Madrugada
La noche es fría, reina el
silencio. Las escaleras transportan a la planta baja: más frío. Alrededor unos
muebles con libros de todos tamaños, colores y edades, fieles testigos del
conocimiento compartido. Resalta la gran ventana de cristal que se
deja atravesar por la luz proveniente de la calle, provocando un vaivén de
sombras en las paredes desnudas, simulando así una especie de cine antiguo, en
blanco y negro. Una silueta en especial se dibuja sonriente, montando guardia y
haciendo juego con la magia de dicho recinto.

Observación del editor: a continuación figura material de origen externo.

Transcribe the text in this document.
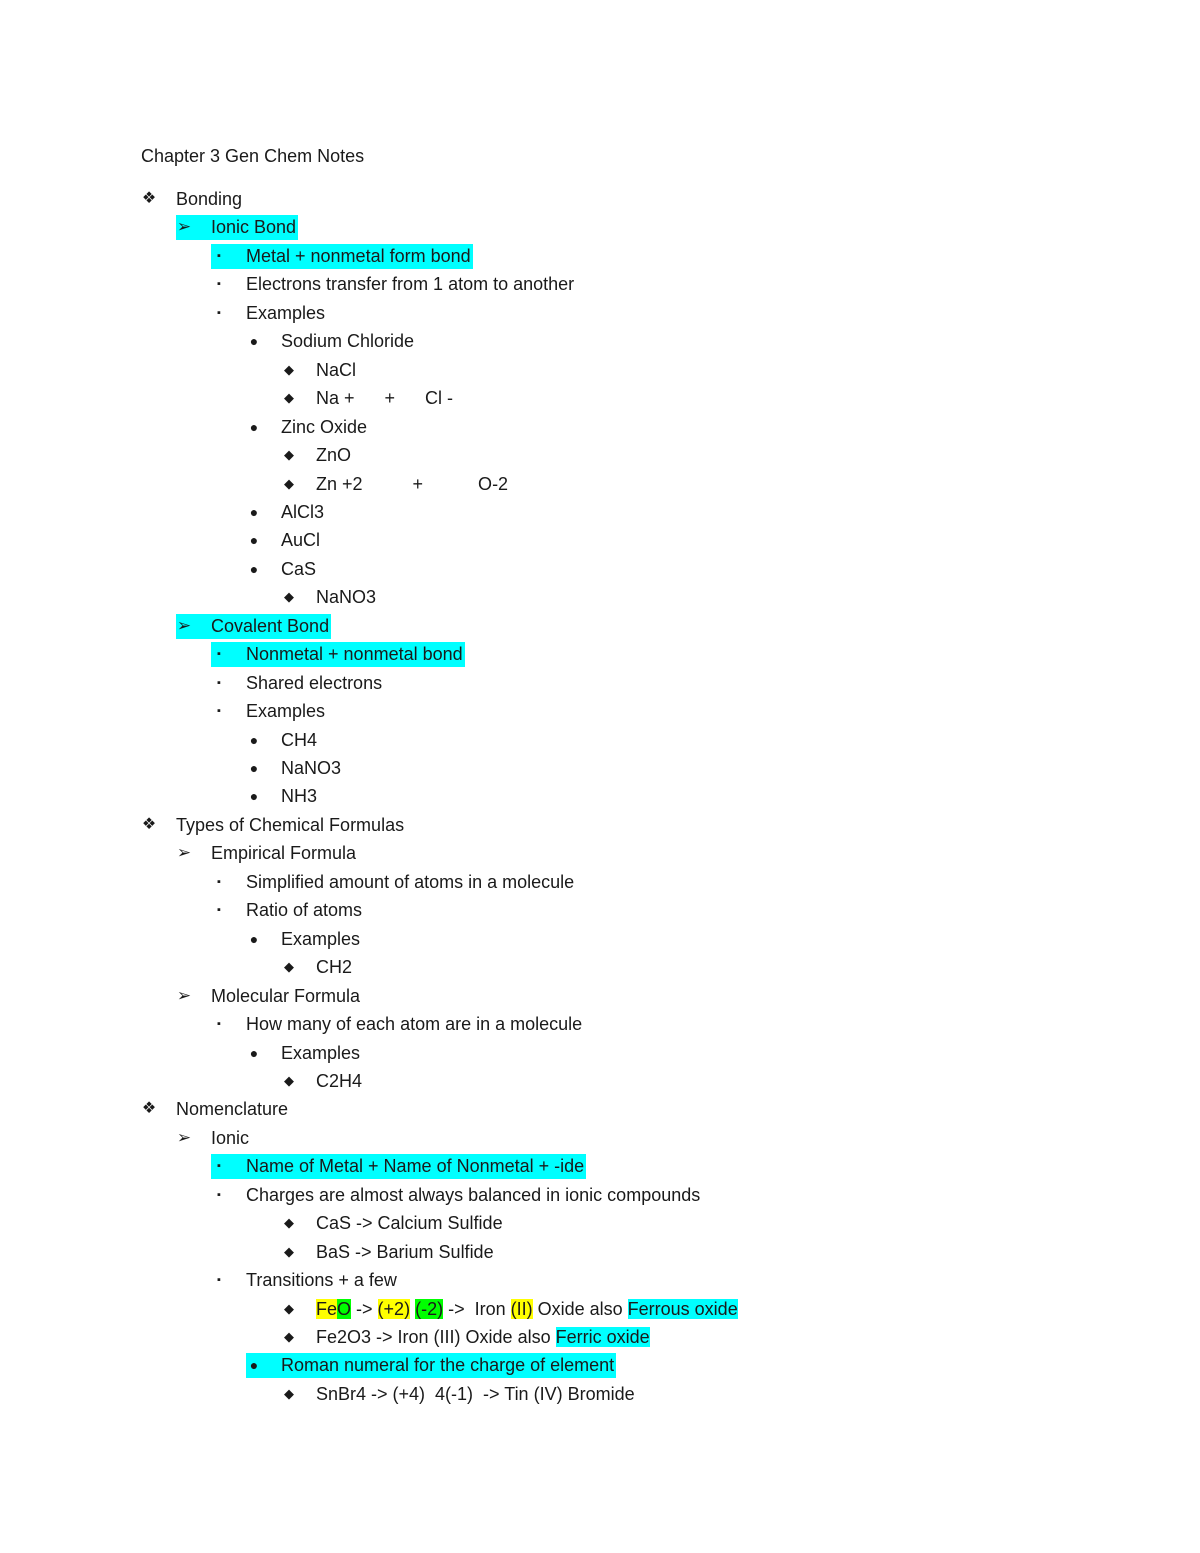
Chapter 3 Gen Chem Notes
❖ Bonding
➢ Ionic Bond
▪	Metal + nonmetal form bond
▪	Electrons transfer from 1 atom to another
▪	Examples
●	Sodium Chloride
◆ NaCl
◆ Na +      +      Cl -
●	Zinc Oxide
◆ ZnO
◆ Zn +2          +           O-2
●	AlCl3
●	AuCl
●	CaS
◆ NaNO3
➢ Covalent Bond
▪	Nonmetal + nonmetal bond
▪	Shared electrons
▪	Examples
●	CH4
●	NaNO3
●	NH3
❖ Types of Chemical Formulas
➢ Empirical Formula
▪	Simplified amount of atoms in a molecule
▪	Ratio of atoms
●	Examples
◆ CH2
➢ Molecular Formula
▪	How many of each atom are in a molecule
●	Examples
◆ C2H4
❖ Nomenclature
➢ Ionic
▪	Name of Metal + Name of Nonmetal + -ide
▪	Charges are almost always balanced in ionic compounds
◆ CaS -> Calcium Sulfide
◆ BaS -> Barium Sulfide
▪	Transitions + a few
◆ FeO -> (+2) (-2) ->  Iron (II) Oxide also Ferrous oxide
◆ Fe2O3 -> Iron (III) Oxide also Ferric oxide
●	Roman numeral for the charge of element
◆ SnBr4 -> (+4)  4(-1)  -> Tin (IV) Bromide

En frente la puerta de acero
cumple su objetivo: una vez afuera, el aire melancólico de la madrugada te eriza
la piel. El zaguán luce solitario, sólo inquietan las voces lejanas de cierta
gente que parece disfrutar “la hora de la bruja”, empujándote de un salto de nuevo hacia el
interior. A la derecha la cocina parece
más lúgubre, sin embargo, las artesanías
mexicanas, la despensa en la alacena, al centro el comedor con su mantel blanco
y bordado y los trastes en el fregadero la convierten en un lugar habitable y
acogedor. Llama la atención un brillo intenso que se observa desde la única
ventana. Desde ahí puedes observar dos bicicletas que han sido abandonadas después
del paseo y varios otros juguetes repartidos sin orden alguno.
Y de nuevo el fulgor… al
contemplar detenidamente se cuentan varias veladoras colocadas con respeto al
pie de tres fotografías cuyas flamas iluminan los rostros de los que son en esta fecha recordados. Las flores de cempasúchil adornan de forma solemne con su amarillo radiante el arco que complementa el altar. El papel picado colorea de alegría los
espacios a los que fueron destinados y los dulces típicos forman pequeños
cúmulos de sabores. El pan de muerto y la fruta fresca perfuman el ambiente
dejando en el olvido la baja temperatura; respirando nostalgia, mirando
fijamente el ígneo halo que se forma inexplicable pero tan real como el mismo
viento que susurra y mece las plantas, haciéndolas danzar con los espíritus visitantes.